The Australian dollar shot up 0.7% after the hike, given that high interest rates make the currency appear more attractive.
Wednesday’s move comes as recent data showed Australian consumer inflation unexpectedly rose in April, moving back towards 30-year peaks amid stubbornly high housing and fuel prices. The reading for April put inflation at 6.8%, below a peak of over 8%, but still well above the RBA’s 2% to 3% annual target range.
Governor Philip Lowe acknowledged as much on Tuesday, stating that inflation is “still too high,” and that high prices would cause more economic damage than a near-term rise in interest rates.

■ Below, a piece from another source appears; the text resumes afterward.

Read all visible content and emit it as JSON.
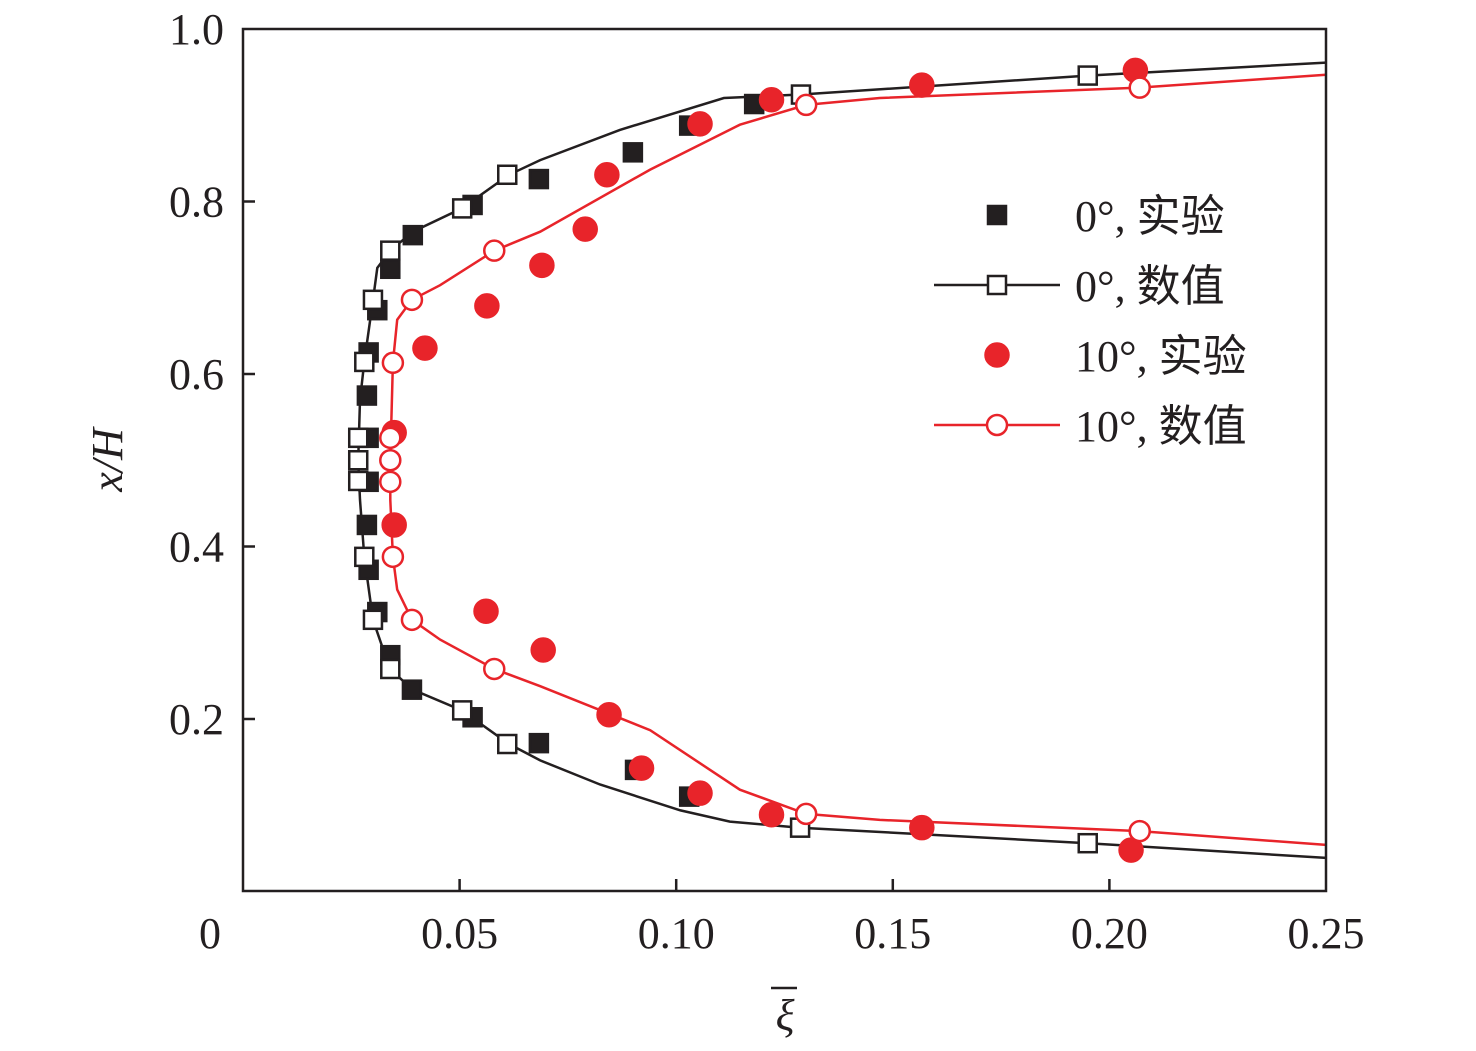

“Recent data indicate that the upside risks to the inflation outlook have increased and the Board has responded to this. While goods price inflation is slowing, services price inflation is still very high,” Lowe said in a statement.
He also warned that weak household spending and below-average economic growth were likely on the horizon.
While other data showed that Australia’s red-hot labor market somewhat cooled in April, it still remained largely upbeat, putting more upside pressure on inflation. Unemployment also remained pinned near 50-year lows.
But other signs still showed that the Australian economy was cooling. While the country logged a stronger-than-expected current account surplus in the first quarter, an unexpected drop in its trade surplus was set to knock 0.2 percentage points from the first quarter GDP.
Still, the RBA warned that “some further tightening of monetary policy may be required” to bring inflation back within its target range, a scenario the bank sees happening only by mid-2025.
Australian economic growth is set to worsen in the interim, with a reading on first-quarter GDP due on Wednesday.